Casteleiro – Bonitas expressões populares

José Carlos Mendes - A Minha Aldeia - © Capeia Arraiana

Boas Festas Para Nós Todos! Por ser Natal, dou comigo a lembrar os tempos de puto e muitas das expressões usadas na aldeia atraem-me e dominam-me. Ainda hoje, sábado, por estar nevoeiro de manhã, cá em casa dissemos este ditado aldeão: «De manhã nevoeiro, à tarde soalheiro.» E não é que foi mesmo assim?

Lar de Idosos do Casteleiro - José Carlos Mendes - Capeia Arraiana

Lar de Idosos do Casteleiro

Mas não se diz assim em todo o País… Aqui no sítio onde estou, quando eu disse a um vizinho como era este ditado popular, fui logo esclarecido de outra fórmula para o mesmo raciocínio meteorológico:
– De manhã nevoeiro; à tarde calmeiro.
À parte as pronúncias regionais, a ideia e a certeza do Povo é exactamente a mesma…
Esta crónica é uma homenagem aos nossos mais velhos.

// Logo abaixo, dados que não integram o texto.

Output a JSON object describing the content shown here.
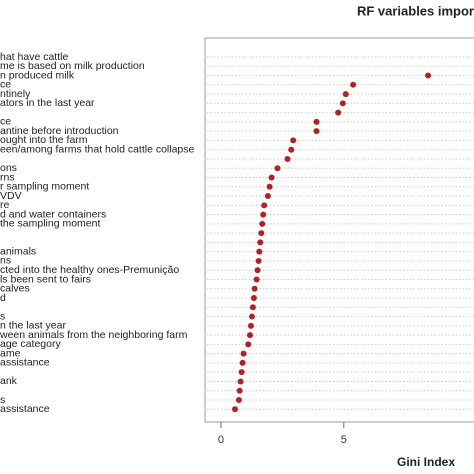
{
  "chart_data": {
    "type": "dot",
    "title": "RF variables impor",
    "x_label": "Gini Index",
    "categories": [
      "hat have cattle",
      "me is based on milk production",
      "n produced milk",
      "ce",
      "ntinely",
      "ators in the last year",
      null,
      "ce",
      "antine before introduction",
      "ought into the farm",
      "een/among farms that hold cattle collapse",
      null,
      "ons",
      "rns",
      "r sampling moment",
      "VDV",
      "re",
      "d and water containers",
      "the sampling moment",
      null,
      null,
      "animals",
      "ns",
      "cted into the healthy ones-Premunição",
      "ls been sent to fairs",
      "calves",
      "d",
      null,
      "s",
      "n the last year",
      "ween animals from the neighboring farm",
      "age category",
      "ame",
      "assistance",
      null,
      "ank",
      null,
      "s",
      "assistance"
    ],
    "values": [
      null,
      null,
      8.43,
      5.38,
      5.08,
      4.96,
      4.77,
      3.89,
      3.89,
      2.94,
      2.86,
      2.71,
      2.3,
      2.06,
      1.98,
      1.91,
      1.76,
      1.72,
      1.68,
      1.64,
      1.6,
      1.56,
      1.53,
      1.49,
      1.45,
      1.37,
      1.34,
      1.3,
      1.26,
      1.22,
      1.18,
      1.11,
      0.92,
      0.88,
      0.84,
      0.8,
      0.76,
      0.73,
      0.57
    ],
    "color": "#b22222",
    "xlim": [
      -0.65,
      10.3
    ],
    "xticks": [
      0,
      5
    ],
    "grid": true
  }
}
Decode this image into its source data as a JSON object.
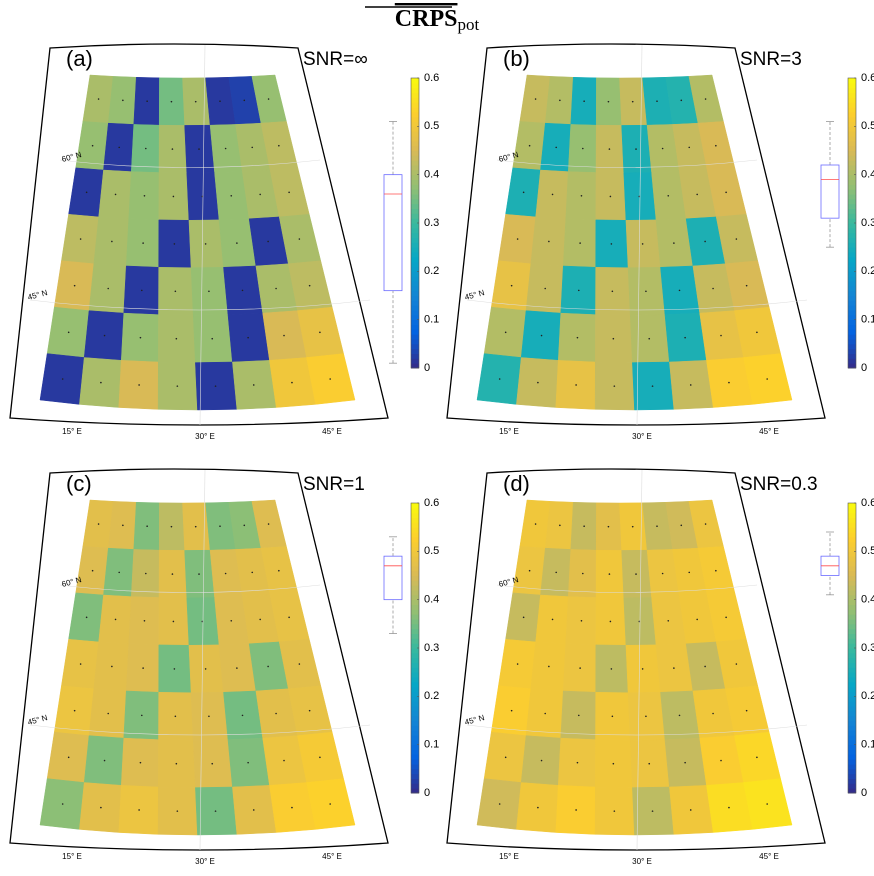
{
  "title": "CRPS",
  "title_sub": "pot",
  "colorbar": {
    "lim": [
      0,
      0.6
    ],
    "ticks": [
      0,
      0.1,
      0.2,
      0.3,
      0.4,
      0.5,
      0.6
    ]
  },
  "lat_labels": [
    "60° N",
    "45° N"
  ],
  "lon_labels": [
    "15° E",
    "30° E",
    "45° E"
  ],
  "panels": [
    {
      "label": "(a)",
      "snr": "SNR=∞",
      "grid": [
        [
          0.4,
          0.38,
          0.02,
          0.35,
          0.4,
          0.02,
          0.03,
          0.38
        ],
        [
          0.38,
          0.02,
          0.35,
          0.4,
          0.02,
          0.38,
          0.4,
          0.42
        ],
        [
          0.02,
          0.4,
          0.38,
          0.4,
          0.02,
          0.38,
          0.4,
          0.42
        ],
        [
          0.42,
          0.4,
          0.38,
          0.02,
          0.4,
          0.38,
          0.02,
          0.4
        ],
        [
          0.45,
          0.4,
          0.02,
          0.4,
          0.38,
          0.02,
          0.4,
          0.42
        ],
        [
          0.38,
          0.02,
          0.38,
          0.4,
          0.38,
          0.02,
          0.45,
          0.48
        ],
        [
          0.02,
          0.4,
          0.45,
          0.4,
          0.02,
          0.4,
          0.5,
          0.52
        ]
      ],
      "box": {
        "low": 0.01,
        "q1": 0.16,
        "median": 0.36,
        "q3": 0.4,
        "high": 0.51
      }
    },
    {
      "label": "(b)",
      "snr": "SNR=3",
      "grid": [
        [
          0.43,
          0.41,
          0.25,
          0.38,
          0.43,
          0.26,
          0.27,
          0.41
        ],
        [
          0.41,
          0.25,
          0.38,
          0.43,
          0.26,
          0.41,
          0.43,
          0.45
        ],
        [
          0.26,
          0.43,
          0.41,
          0.43,
          0.25,
          0.41,
          0.43,
          0.45
        ],
        [
          0.45,
          0.43,
          0.41,
          0.25,
          0.43,
          0.41,
          0.26,
          0.43
        ],
        [
          0.48,
          0.43,
          0.26,
          0.43,
          0.41,
          0.25,
          0.43,
          0.45
        ],
        [
          0.41,
          0.25,
          0.41,
          0.43,
          0.41,
          0.26,
          0.48,
          0.5
        ],
        [
          0.27,
          0.43,
          0.48,
          0.43,
          0.25,
          0.43,
          0.52,
          0.53
        ]
      ],
      "box": {
        "low": 0.25,
        "q1": 0.31,
        "median": 0.39,
        "q3": 0.42,
        "high": 0.51
      }
    },
    {
      "label": "(c)",
      "snr": "SNR=1",
      "grid": [
        [
          0.47,
          0.46,
          0.36,
          0.42,
          0.47,
          0.36,
          0.37,
          0.46
        ],
        [
          0.46,
          0.36,
          0.43,
          0.47,
          0.36,
          0.46,
          0.47,
          0.48
        ],
        [
          0.36,
          0.47,
          0.46,
          0.47,
          0.35,
          0.46,
          0.47,
          0.48
        ],
        [
          0.48,
          0.47,
          0.46,
          0.35,
          0.47,
          0.46,
          0.36,
          0.47
        ],
        [
          0.49,
          0.47,
          0.36,
          0.47,
          0.46,
          0.35,
          0.47,
          0.48
        ],
        [
          0.46,
          0.36,
          0.46,
          0.47,
          0.46,
          0.36,
          0.49,
          0.51
        ],
        [
          0.37,
          0.47,
          0.49,
          0.47,
          0.35,
          0.47,
          0.52,
          0.53
        ]
      ],
      "box": {
        "low": 0.33,
        "q1": 0.4,
        "median": 0.47,
        "q3": 0.49,
        "high": 0.53
      }
    },
    {
      "label": "(d)",
      "snr": "SNR=0.3",
      "grid": [
        [
          0.5,
          0.49,
          0.43,
          0.47,
          0.5,
          0.43,
          0.44,
          0.49
        ],
        [
          0.49,
          0.43,
          0.47,
          0.5,
          0.43,
          0.49,
          0.5,
          0.51
        ],
        [
          0.43,
          0.5,
          0.49,
          0.5,
          0.42,
          0.49,
          0.5,
          0.51
        ],
        [
          0.51,
          0.5,
          0.49,
          0.42,
          0.5,
          0.49,
          0.43,
          0.5
        ],
        [
          0.52,
          0.5,
          0.43,
          0.5,
          0.49,
          0.42,
          0.5,
          0.51
        ],
        [
          0.49,
          0.43,
          0.49,
          0.5,
          0.49,
          0.43,
          0.52,
          0.54
        ],
        [
          0.44,
          0.5,
          0.52,
          0.5,
          0.42,
          0.5,
          0.55,
          0.56
        ]
      ],
      "box": {
        "low": 0.41,
        "q1": 0.45,
        "median": 0.47,
        "q3": 0.49,
        "high": 0.54
      }
    }
  ]
}
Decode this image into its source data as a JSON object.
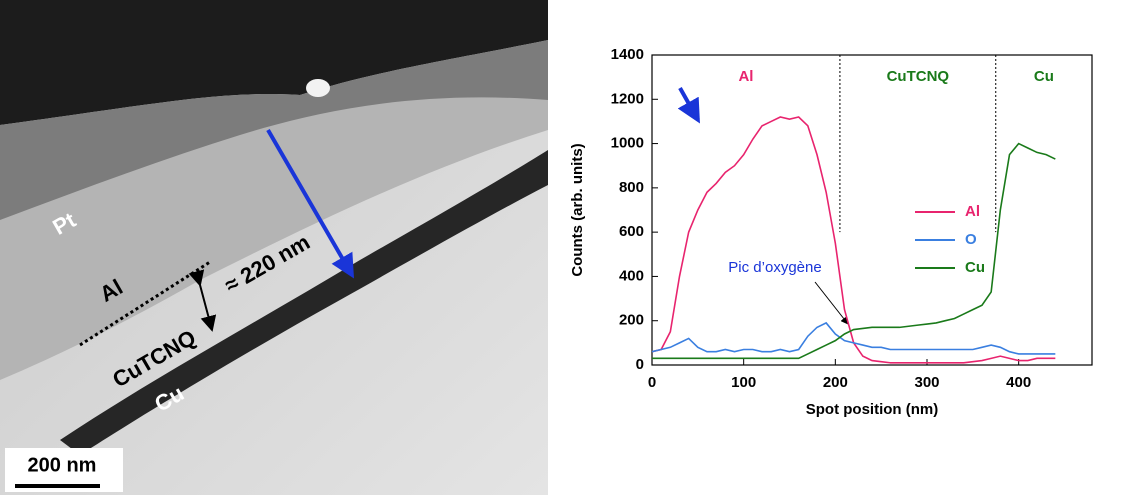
{
  "image_labels": {
    "pt": "Pt",
    "al": "Al",
    "cutcnq": "CuTCNQ",
    "cu": "Cu",
    "thickness": "≈ 220 nm",
    "scale": "200 nm"
  },
  "chart_data": {
    "type": "line",
    "x_label": "Spot position (nm)",
    "y_label": "Counts (arb. units)",
    "xlim": [
      0,
      480
    ],
    "xticks": [
      0,
      100,
      200,
      300,
      400
    ],
    "ylim": [
      0,
      1400
    ],
    "yticks": [
      0,
      200,
      400,
      600,
      800,
      1000,
      1200,
      1400
    ],
    "legend": "right",
    "regions": [
      "Al",
      "CuTCNQ",
      "Cu"
    ],
    "dividers": [
      205,
      375
    ],
    "annotation": "Pic d’oxygène",
    "x": [
      0,
      10,
      20,
      30,
      40,
      50,
      60,
      70,
      80,
      90,
      100,
      110,
      120,
      130,
      140,
      150,
      160,
      170,
      180,
      190,
      200,
      210,
      220,
      230,
      240,
      250,
      260,
      270,
      280,
      290,
      300,
      310,
      320,
      330,
      340,
      350,
      360,
      370,
      380,
      390,
      400,
      410,
      420,
      430,
      440
    ],
    "series": [
      {
        "name": "Al",
        "color": "#e8246e",
        "values": [
          60,
          70,
          150,
          400,
          600,
          700,
          780,
          820,
          870,
          900,
          950,
          1020,
          1080,
          1100,
          1120,
          1110,
          1120,
          1080,
          950,
          780,
          550,
          250,
          100,
          40,
          20,
          15,
          10,
          10,
          10,
          10,
          10,
          10,
          10,
          10,
          10,
          15,
          20,
          30,
          40,
          30,
          20,
          20,
          30,
          30,
          30
        ]
      },
      {
        "name": "O",
        "color": "#3a7fe0",
        "values": [
          60,
          70,
          80,
          100,
          120,
          80,
          60,
          60,
          70,
          60,
          70,
          70,
          60,
          60,
          70,
          60,
          70,
          130,
          170,
          190,
          140,
          110,
          100,
          90,
          80,
          80,
          70,
          70,
          70,
          70,
          70,
          70,
          70,
          70,
          70,
          70,
          80,
          90,
          80,
          60,
          50,
          50,
          50,
          50,
          50
        ]
      },
      {
        "name": "Cu",
        "color": "#1a7a1a",
        "values": [
          30,
          30,
          30,
          30,
          30,
          30,
          30,
          30,
          30,
          30,
          30,
          30,
          30,
          30,
          30,
          30,
          30,
          50,
          70,
          90,
          110,
          140,
          160,
          165,
          170,
          170,
          170,
          170,
          175,
          180,
          185,
          190,
          200,
          210,
          230,
          250,
          270,
          330,
          700,
          950,
          1000,
          980,
          960,
          950,
          930
        ]
      }
    ]
  }
}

O Natal é um dia asselanado

Não há como o ambiente de aldeia para a criação de expressões e modos de falar específicos. Hoje trago-lhe mais umas dúzias de palavras e expressões que soam ou pelo menos soavam nas ruas da aldeia quando eram mais habitadas.
Algumas, o leitor já as conhecerá, mas tenho a certeza de que hoje o vou apanhar de surpresa nalgumas esquinas.
Por acaso, já alguma vez ouviu esta expressão: «Não batas mais no ceguinho»? Pois bem, isso, na minha terra, quer dizer que a pessoa que fala tem razão, mas que já está a exagerar na reclamação dessa razão.
Já ouviu dizer: «Hoje é um dia asselanado»? Sabe de onde vem? De solene. É um dia assolenado ou seja: bastante solene – apenas isso: uma pequena corruptela de pronúncia… mas até parece outra coisa mais distante do vernáculo.
Já ouviu a palavra «pernão»? Sabe o que significa? Aplica-se quando as coisas deviam estar aos pares mas por alguma razão só aparece uma: essa é «pernão».
Já lhe disseram para não fazer tanta cerimónia? Percebeu? Isso quer dizer que alguém quer oferecer-lhe uma coisa, uma fruta, uma fatia de melancia e você a dizer que não, que não. Aí diz-se:
– Vá lá, aceite. Não faça cerimónia.
Ou então quando alguém não se faz rogado e aceita a fatia da melancia (eu sou assim), dizem que a pessoa não faz cerimónia nenhuma.
E quando alguém barafusta muito mas lhe passa logo, diz-se que é de «repentes» mas que lhe dá com força mas lhe passa logo.

Um dia de capar cães…

Voltemos ao linguajar do dia-a-dia no Casteleiro.
Uma tronga é uma pessoa desarrumada e trapalhona, sem cabeça organizada.
– Aquilo é um bacalhau sueco.
Leia: é uma tronga e mal comportada, de má resposta e tudo.
Labrusco é sujo. Mas o tempo neste inverno tem estado muitas vezes labrusco, também.
Quando um tipo é atado, meio enrascado e fica atrapalhado sempre que é preciso fazer alguma coisa, diz-se assim:
– Aquilo, em tendo qualquer coisa que fazer, é logo uma serra!…
Moranhêro é esta atmosfera meio húmida e pouco chuvosa que tem estado em alguns destes dias:
– Ó rapaz’s, está cá um moranhêro!
Quando uma comida está muito boa, diz-se que está de estalo ou que está de trás da orelha.
Mas se está um daqueles dias maus a sério, com vento e chuva etc., então a frase mais apropriada é outra mais forte:
– Está cá um dia de capar cães…
E esta?
– Isto é que vão aqui uns lavarintos!
Lavarinto é muito que fazer e uma grande azáfama, com muitos pratos e alguidares ou seja lá o que for.
Os preparativos das filhós na noite de Natal são uns lavarintos valentes.
Sabem o que era um «salazar», no meu tempo de jovem adulto, julgo que depois de Salazar ter desaparecido? Era simplesmente o «rapa» que se usa para arrebanhar a farinha já amassada que ia ficando no alguidar, quando se estavam a fazer os bolos.
Dizem-me que se dizia isso por malandrice – e acredito.
Mais uma, só: alguém que quando faz qualquer coisa ou dá algo a uma pessoa nunca mais se cala que fez ou que deu, diz-se assim:
– Aquele, em fazendo alguma coisa, está sempre a arrefartar…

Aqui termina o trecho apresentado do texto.